Israeli leaders are anticipating US military action against neighboring Syria after Western leaders appeared to accept evidence that the regime of dictator Bashar Assad had used chemical weapons against its foes, including civilian populations.
In fact, Prime Minister Benjamin Netanyahu was openly urging Washington to make good on its threat to intervene should Assad employ non-conventional weapons against his own people.
In statements to the press prior to Sunday's weekly cabinet meeting, Netanyahu and President Shimon Peres even hinted that Israel itself could strike Syria if the situation did not stabilize soon.
Peres noted that the price of allowing Syria to continue holding chemical weapons after it has proved it's willingness to use them against even internal enemies was far higher than the cost of taking forceful preemptive action.
While most Israelis no doubt agreed with Peres, the prospect of open warfare with Syria caused some trepidation at home, as only 60 percent of Israelis currently possess up-to-date gas mask kits.

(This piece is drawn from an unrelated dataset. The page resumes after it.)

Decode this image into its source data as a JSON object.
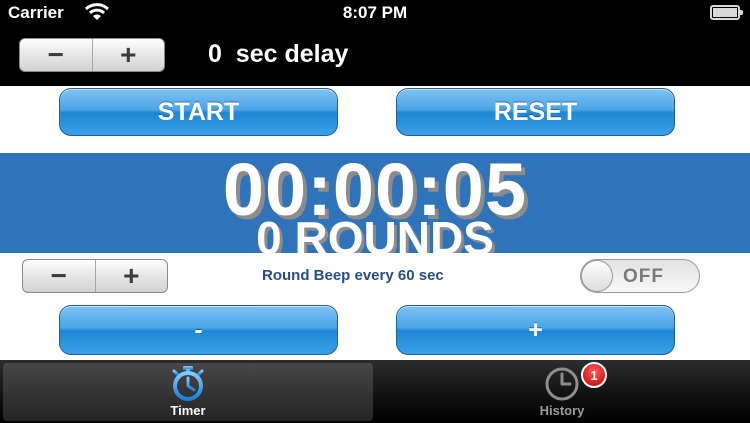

Meanwhile, Iran is warning America against any involvement in Syria. "Trespassing over the red line in Syria will have severe consequences for the White House," the head of Iran's Revolutionary Guard told Iranian media.
Iran is determined to keep its ally Assad in power, and views the Sunni-dominated rebel forces as a threat to its own plans of regional hegemony.
For Israel, there is no good outcome to the Syrian civil war. If Assad wins, Iran's influence in the area will continue. If the rebels win, Syria will likely descend into chaos and become a haven for all manner of radical terrorist organizations, much like what happened to the Gaza Strip and Southern Lebanon.